2025-10-26

Slash is opening up about whether Guns N' Roses would like to perform at the famed Las Vegas Sphere or if it's not for them.
Slash is opening up about whether Guns N’ Roses would like to perform at the famed Las Vegas Sphere or if it’s not for them. – Author: Lucy Grindons, Photo via Guns N’ Roses

Slash loves a good stage, but the top-hat-wearing, Les Paul-slinging legend isn’t so sure the biggest, flashiest, most futuristic one in Las Vegas is the right fit for Guns N’ Roses.

The guitarist stopped by Trunk Nation on SiriusXM recently and didn’t hold back when asked about the possibility of Guns N’ Roses playing the ultra-tech wonder that is The Sphere, the massive 18,000-seat orb of LED insanity that’s been hosting next-level shows by U2, Dead & Company, and Phish.

His take? Let’s just say he’s a little skeptical. “Everything I’ve seen looks amazing,” Slash told host Eddie Trunk. “But I’m real trepidatious about playing there, because… it’s a great visual show. I think in almost every case for a band, it becomes a visual show as opposed to seeing a rock and roll show.”

Translation: if your stage is literally a glowing planet of CGI, even “Sweet Child O’ Mine” might struggle to compete.


Guns N’ Roses’ Slash: The Sphere Is a Vibe, But Maybe Not a Rock One

If you’ve seen the Sphere, from space, probably, you know it’s built for spectacle. We’re talking 580,000 square feet of wrap-around screen, 160,000 speakers, and an entire sensory takeover. It’s less “arena” and more “you’re inside a Pixar movie that took acid.”

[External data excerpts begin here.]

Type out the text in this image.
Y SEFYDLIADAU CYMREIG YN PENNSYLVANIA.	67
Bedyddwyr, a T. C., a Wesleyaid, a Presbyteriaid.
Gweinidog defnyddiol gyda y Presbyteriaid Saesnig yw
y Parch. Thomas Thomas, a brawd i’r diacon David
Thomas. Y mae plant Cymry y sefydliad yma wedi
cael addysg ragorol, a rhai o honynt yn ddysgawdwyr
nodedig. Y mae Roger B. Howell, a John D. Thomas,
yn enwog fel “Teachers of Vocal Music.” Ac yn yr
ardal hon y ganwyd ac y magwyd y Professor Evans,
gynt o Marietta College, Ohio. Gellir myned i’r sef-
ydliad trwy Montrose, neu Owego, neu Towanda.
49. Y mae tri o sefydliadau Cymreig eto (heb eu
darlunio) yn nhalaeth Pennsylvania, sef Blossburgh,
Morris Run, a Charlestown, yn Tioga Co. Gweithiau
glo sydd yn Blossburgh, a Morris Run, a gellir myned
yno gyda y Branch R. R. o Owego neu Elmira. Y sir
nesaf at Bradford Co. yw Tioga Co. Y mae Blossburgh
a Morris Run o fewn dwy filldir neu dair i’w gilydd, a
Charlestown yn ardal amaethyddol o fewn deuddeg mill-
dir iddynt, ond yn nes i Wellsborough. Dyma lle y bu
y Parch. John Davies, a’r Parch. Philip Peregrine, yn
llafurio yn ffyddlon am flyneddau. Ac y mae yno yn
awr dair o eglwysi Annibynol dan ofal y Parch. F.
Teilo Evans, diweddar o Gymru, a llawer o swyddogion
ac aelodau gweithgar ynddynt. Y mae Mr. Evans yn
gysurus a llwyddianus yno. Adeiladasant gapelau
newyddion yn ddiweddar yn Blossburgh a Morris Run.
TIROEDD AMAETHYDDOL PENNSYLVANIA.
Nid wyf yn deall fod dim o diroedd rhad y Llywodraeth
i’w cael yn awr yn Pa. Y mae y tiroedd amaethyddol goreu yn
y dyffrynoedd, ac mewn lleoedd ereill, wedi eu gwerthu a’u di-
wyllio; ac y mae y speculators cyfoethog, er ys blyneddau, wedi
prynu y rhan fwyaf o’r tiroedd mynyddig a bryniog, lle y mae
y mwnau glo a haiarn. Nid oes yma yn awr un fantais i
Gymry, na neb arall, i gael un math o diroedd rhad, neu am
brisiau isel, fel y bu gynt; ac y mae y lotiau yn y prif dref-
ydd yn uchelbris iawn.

But Slash? He’s old-school. Plug in, turn up, and let the amps do the talking. “It’s not really sort of rock-and-roll friendly, the way that it’s set up,” he said.

He’s not wrong. Guns N’ Roses shows thrive on sweat, chaos, and sheer muscle, not digital backdrops of exploding suns. The Sphere is for perfectly choreographed, multi-media, don’t-spill-your-drink type experiences. GNR is for beer-in-the-air, guitars-in-the-face type experiences. And that contrast? It’s huge.


Slash Isn’t Completely Saying No

Still, Slash isn’t slamming the door on The Sphere entirely. He just knows that playing there means changing what a band like GNR is. “You have to prepare your mind to put on not just a band performance, but 50 percent of what you’re doing is going to be the projection and what you’re putting on as content,” he explained.

Basically, to play The Sphere, you have to think like a film director, not a riff machine. And while Slash admits that might not be his band’s vibe, he can totally see other heavy hitters giving it a go. “I could see Metallica doing it,” he added with a chuckle. “We’ll see. Maybe down the road.”

Translation: If the metal gods want to melt some pixels, go for it. GNR will be in the corner setting fire to an actual amp.

In the meantime, Guns N’ Roses are staying busy the old-fashioned way, by touring their faces off. They’re currently finishing up a run through South America, wrapping Nov. 8 in Mexico City.

No Sphere dates have been announced, and from the sound of things, fans shouldn’t hold their breath for a GNR-in-4K experience anytime soon.

Slash’s hesitation points to a bigger question facing rock right now: where does the live experience go next? For decades, the power of a rock show has been its rawness, the sweat, the noise, the unpredictable energy of a band barely holding it together. It’s about the moment, not the pixels.

But the Sphere represents a new frontier, immersive, visual storytelling that turns concerts into multimedia art projects. It’s a different kind of magic, but it’s also a kind of control. Every flicker, every image, every sound is curated.

For a band like Guns N’ Roses, whose brand was literally built on chaos, that can feel like a cage, even if the cage happens to cost $2.3 billion and glows like the sun.

Slash didn’t say never, he just said maybe not now, maybe not here. If Guns N’ Roses ever do tackle The Sphere, you can bet it won’t be with polite lighting cues and tidy transitions. It’ll be loud, dirty, and probably break a few rules, which, honestly, would be the most Guns N’ Roses thing possible.

Until then, Slash is happy keeping his rock raw and his visuals analog: leather, Les Pauls, and sweat instead of screens. And that, my friends, might just be the most refreshing take in an era where every show tries to out-laser the last one. Because no matter how many LEDs you wrap around a stage, nothing beats the sight, or the sound, of a guitar god in a top hat, shredding under real, imperfect, glorious light.